Chipmaker Dumps Employees, Bumps Exec$
It seems as though layoffs and cutbacks are omnipresent these days, as more and more companies make the difficult decision to scale down in order to better compete in the recessed economy. Such decisions are not easy or popular, but are nonetheless necessary — one is left to accept with great sadness that such things should come to pass. That is until the rustling of countless cardboard boxes is muffled by the unmistakable sound of slot machines paying out the jackpot.
Such was the case at chip-maker Spansion, Inc. yesterday, as the company announced a 35% reduction in force while simultaneously rescinding a 10% pay cut imposed on top executives in early October. According to the company's filings with the Securities and Exchange Commission, the layoffs — which will affect some 3,000 workers — is a desperately needed measure to save the company $225 million in cash annually. The filings refer to the restored executive salaries as an "employee retention program" designed to "provide an incentive for executive officers and certain other key employees to remain employed by the Company."
The "employee retention program" fiduciarily excludes the company's CEO from the restoration, possibly because the company's CEO ran screaming from the building earlier this month, carting with him a severance package equal to a full year's salary — a frugal $751,274.94 — plus the cost of having his taxes done, and a four-month consulting contract banking him $62,606.25 per month, half of his previous monthly take. Not to be outdone, the company's new CEO has settled in comfortably with a — practically monastic — contract for $75,000 per month ($900,000 per year) including an advance of $300,000 which, should he decide to follow in his predecessor's footsteps, he won't be required to repay. He is also entitled to "comprehensive benefits and executive perquisites, including medical, dental, life and disability coverage," a 401(k) and executive investment account, and the standard $1.75 million bonus if he can find someone to offload the company onto.

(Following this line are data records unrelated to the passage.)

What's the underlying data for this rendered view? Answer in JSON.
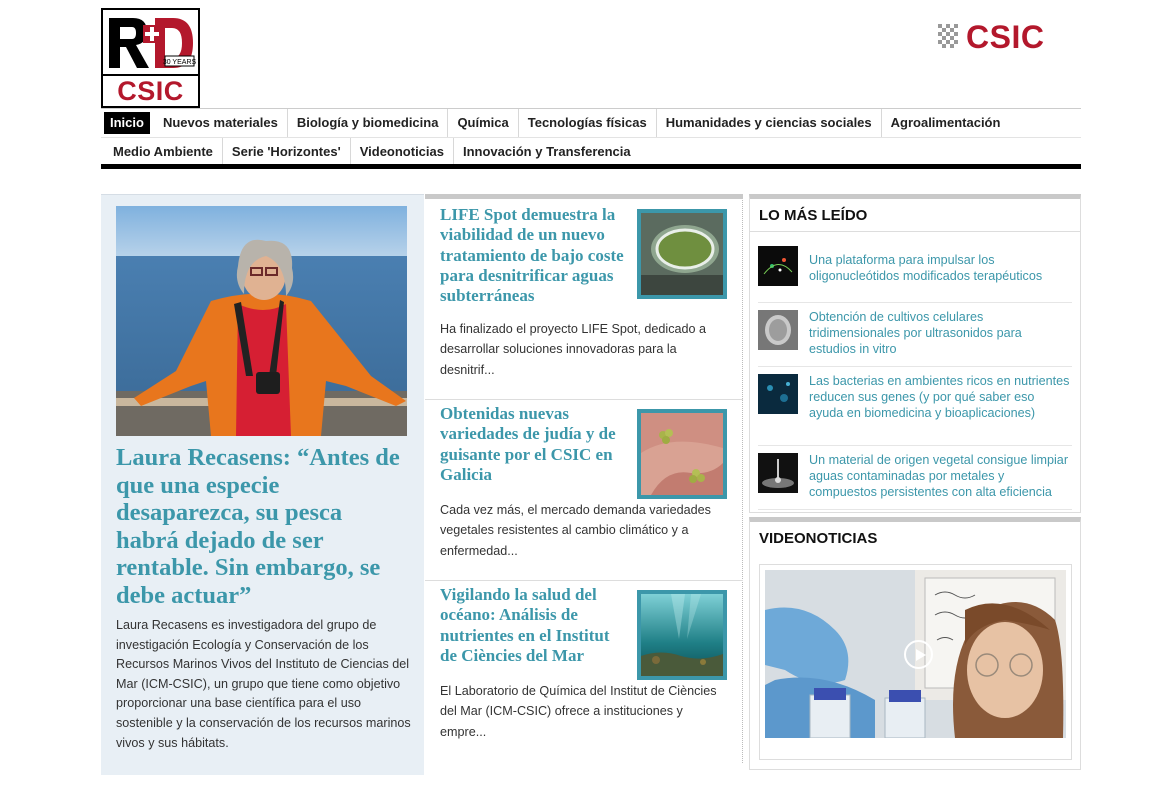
{
  "header": {
    "logo_top_text": "R+D",
    "logo_badge": "30 YEARS",
    "logo_csic": "CSIC",
    "brand": "CSIC"
  },
  "nav": {
    "row1": [
      {
        "label": "Inicio",
        "active": true
      },
      {
        "label": "Nuevos materiales"
      },
      {
        "label": "Biología y biomedicina"
      },
      {
        "label": "Química"
      },
      {
        "label": "Tecnologías físicas"
      },
      {
        "label": "Humanidades y ciencias sociales"
      },
      {
        "label": "Agroalimentación"
      }
    ],
    "row2": [
      {
        "label": "Medio Ambiente"
      },
      {
        "label": "Serie 'Horizontes'"
      },
      {
        "label": "Videonoticias"
      },
      {
        "label": "Innovación y Transferencia"
      }
    ]
  },
  "featured": {
    "title": "Laura Recasens: “Antes de que una especie desaparezca, su pesca habrá dejado de ser rentable. Sin embargo, se debe actuar”",
    "description": "Laura Recasens es investigadora del grupo de investigación Ecología y Conservación de los Recursos Marinos Vivos del Instituto de Ciencias del Mar (ICM-CSIC), un grupo que tiene como objetivo proporcionar una base científica para el uso sostenible y la conservación de los recursos marinos vivos y sus hábitats."
  },
  "articles": [
    {
      "title": "LIFE Spot demuestra la viabilidad de un nuevo tratamiento de bajo coste para desnitrificar aguas subterráneas",
      "description": "Ha finalizado el proyecto LIFE Spot, dedicado a desarrollar soluciones innovadoras para la desnitrif..."
    },
    {
      "title": "Obtenidas nuevas variedades de judía y de guisante por el CSIC en Galicia",
      "description": "Cada vez más, el mercado demanda variedades vegetales resistentes al cambio climático y a enfermedad..."
    },
    {
      "title": "Vigilando la salud del océano: Análisis de nutrientes en el Institut de Ciències del Mar",
      "description": "El Laboratorio de Química del Institut de Ciències del Mar (ICM-CSIC) ofrece a instituciones y empre..."
    }
  ],
  "most_read": {
    "title": "LO MÁS LEÍDO",
    "items": [
      "Una plataforma para impulsar los oligonucleótidos modificados terapéuticos",
      "Obtención de cultivos celulares tridimensionales por ultrasonidos para estudios in vitro",
      "Las bacterias en ambientes ricos en nutrientes reducen sus genes (y por qué saber eso ayuda en biomedicina y bioaplicaciones)",
      "Un material de origen vegetal consigue limpiar aguas contaminadas por metales y compuestos persistentes con alta eficiencia"
    ]
  },
  "videos": {
    "title": "VIDEONOTICIAS"
  },
  "colors": {
    "accent": "#3c97aa",
    "brand_red": "#b3182c",
    "featured_bg": "#e8eff5"
  }
}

Meanwhile, workers laid off from the company's Austin, Texas manufacturing plant — who, we're guessing, probably brought home paychecks the FDIC would insure — told the Austin American-Statesman that they received no severance at all, though the company would generously be paying a portion of their health insurance costs for the next few months.
Spansion, which describes itself as "the largest company exclusively focused on Flash memory solutions", is the spun-off love child of AMD and Fujitsu, formed between the two in 1993. In 2005, it became a separate company and held what has been described as a "lukewarm" IPO, though it has failed to produce a profit since that time. Both AMD and Fujitsu still own portions of the company — 9% and 12%, respectively — and Fujitsu maintains a seat on the company's board. Spansion produces NOR Flash memory, used in a wide variety of consumer devices, from mobile phones to hi-def TVs, as well as networking equipment and even automobiles. Its partners and customers include, of course, AMD and Fujitsu, which account for anywhere from 13%-56% and 35%-44% of the company's annual sales, respectively, since the IPO, but also Nokia, which accounted for 10% of the company's sales in 2007. Others include Cisco, Nortel, Lenovo, Denali, embedded-Linux outfit MontaVista, QNX, SDC Micro, Casio/Hitachi, Siemens, and even Volkswagen.
On Friday, the company revealed that it had failed to make required interest payments on certain debts, after having delayed those payments in January, causing the full $266 million in principal and interest due immediately. Two weeks prior, the company's Japanese division filed for bankruptcy protection, and analysts have suggested the interest default may trigger certain provisions of Spansion's other credit agreements, forcing it to seek protection under Chapter 11. The company is said to be in talks with various firms to effect a merger or acquisition, and has hired famed investment bank Barclays Capital to assist in the process — along, of course, with promising the newly installed CEO nearly $2 million if he can make it happen.
Somehow one suspects this all wasn't quite what they had in mind when they said "Spansion’s core values of respect for people, integrity, initiative, determination and results are an integral part of the Company’s commitment to good corporate governance."